The geopolitical dimensions of this story are impossible to ignore. China currently controls approximately 60 percent of global rare earth mining and 85 percent of rare earth processing. These materials, including neodymium, dysprosium, terbium, and yttrium, are essential components in the semiconductors, magnets, and laser systems that underpin AI infrastructure. When China threatened to restrict rare earth exports during trade disputes in 2019 and again in 2024, it sent shockwaves through the technology sector and forced a reckoning with just how dependent the rest of the world has become on a single supplier.

The United States and its allies have responded with a scramble to develop alternative supply chains. The CHIPS Act included provisions for domestic mineral processing. Australia, Canada, and several African nations have attracted billions in investment for new mining projects. Japan has invested in deep-sea extraction research. But developing new mines takes years, often a decade or more, and environmental opposition frequently delays or kills projects before they begin.

This is where deep-sea mining enters the conversation. The clarion clipperton zone in the Pacific Ocean, between Hawaii and Mexico, contains billions of polymetallic nodules sitting on the seabed. These nodules are rich in manganese, nickel, cobalt, and copper, all critical for battery production and increasingly important for AI hardware. The Metals Company and its competitors argue that harvesting these nodules is less environmentally destructive than terrestrial mining, requires no deforestation or community displacement, and could provide enough material to supply global demand for decades.

The environmental counterargument is substantial. The deep ocean floor is one of the least understood ecosystems on Earth. Scientists have documented unique species living in and around the nodules, including organisms that may play roles in carbon sequestration and nutrient cycling that we do not yet fully understand. The International Seabed Authority, which governs deep-sea mining in international waters, has been deadlocked for years between nations eager to exploit resources and those calling for a moratorium until environmental impacts are better understood.

The economics are compelling but uncertain. The Metals Company estimates that a single deep-sea harvesting operation could produce 1.3 million tons of nodules annually, worth billions of dollars at current market prices. The operating costs would be lower than many terrestrial mines because the nodules simply sit on the surface of the seabed, requiring no drilling or excavation. But the capital costs of building and deploying the specialized harvesting equipment are enormous, and no commercial-scale operation has yet proven the model works profitably.

For the AI industry specifically, the supply chain question is becoming existential. Training a single large language model can require thousands of specialized GPUs, each containing rare earth magnets and advanced semiconductor materials. As AI compute demand doubles roughly every four months, the pressure on mineral supply chains will only intensify. A breakthrough in deep-sea mining could fundamentally alter the economics of AI development by ensuring stable, affordable access to the materials that make it possible.
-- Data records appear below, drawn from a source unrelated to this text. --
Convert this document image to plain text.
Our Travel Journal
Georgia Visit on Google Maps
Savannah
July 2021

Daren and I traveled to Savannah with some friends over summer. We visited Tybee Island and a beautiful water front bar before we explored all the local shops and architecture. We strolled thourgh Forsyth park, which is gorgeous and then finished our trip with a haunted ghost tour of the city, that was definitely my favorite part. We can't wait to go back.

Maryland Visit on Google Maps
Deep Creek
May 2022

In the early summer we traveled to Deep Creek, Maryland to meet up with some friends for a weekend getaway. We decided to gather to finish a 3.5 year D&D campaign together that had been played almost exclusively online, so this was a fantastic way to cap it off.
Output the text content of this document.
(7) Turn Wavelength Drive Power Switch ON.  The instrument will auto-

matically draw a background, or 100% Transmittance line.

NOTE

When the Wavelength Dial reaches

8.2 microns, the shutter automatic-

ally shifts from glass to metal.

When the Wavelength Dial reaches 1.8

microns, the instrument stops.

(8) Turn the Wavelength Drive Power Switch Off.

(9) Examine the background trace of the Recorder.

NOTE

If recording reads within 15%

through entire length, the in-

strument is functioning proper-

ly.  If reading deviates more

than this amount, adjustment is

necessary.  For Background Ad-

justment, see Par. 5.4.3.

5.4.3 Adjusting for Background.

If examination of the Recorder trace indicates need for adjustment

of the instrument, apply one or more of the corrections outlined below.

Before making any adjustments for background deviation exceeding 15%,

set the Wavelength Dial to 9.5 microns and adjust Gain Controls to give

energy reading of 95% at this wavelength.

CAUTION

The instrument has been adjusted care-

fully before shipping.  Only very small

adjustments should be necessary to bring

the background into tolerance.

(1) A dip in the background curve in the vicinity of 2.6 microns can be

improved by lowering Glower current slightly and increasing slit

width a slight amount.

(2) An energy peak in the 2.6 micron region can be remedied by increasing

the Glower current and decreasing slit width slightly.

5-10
What This Means For You: The critical minerals squeeze is not abstract. It affects the price and availability of every piece of technology you own, from your phone to your car to the data centers powering the AI tools you use daily. If deep-sea mining proceeds, it could stabilize prices and prevent the kind of supply shocks that cause sudden price spikes in electronics and vehicles. If environmental concerns win and mining is delayed or banned, expect continued upward pressure on tech prices and increased urgency around recycling and material substitution. For investors, companies positioned in deep-sea mining technology, rare earth recycling, and alternative material development represent a long-term thematic bet on one of the defining resource challenges of the AI age.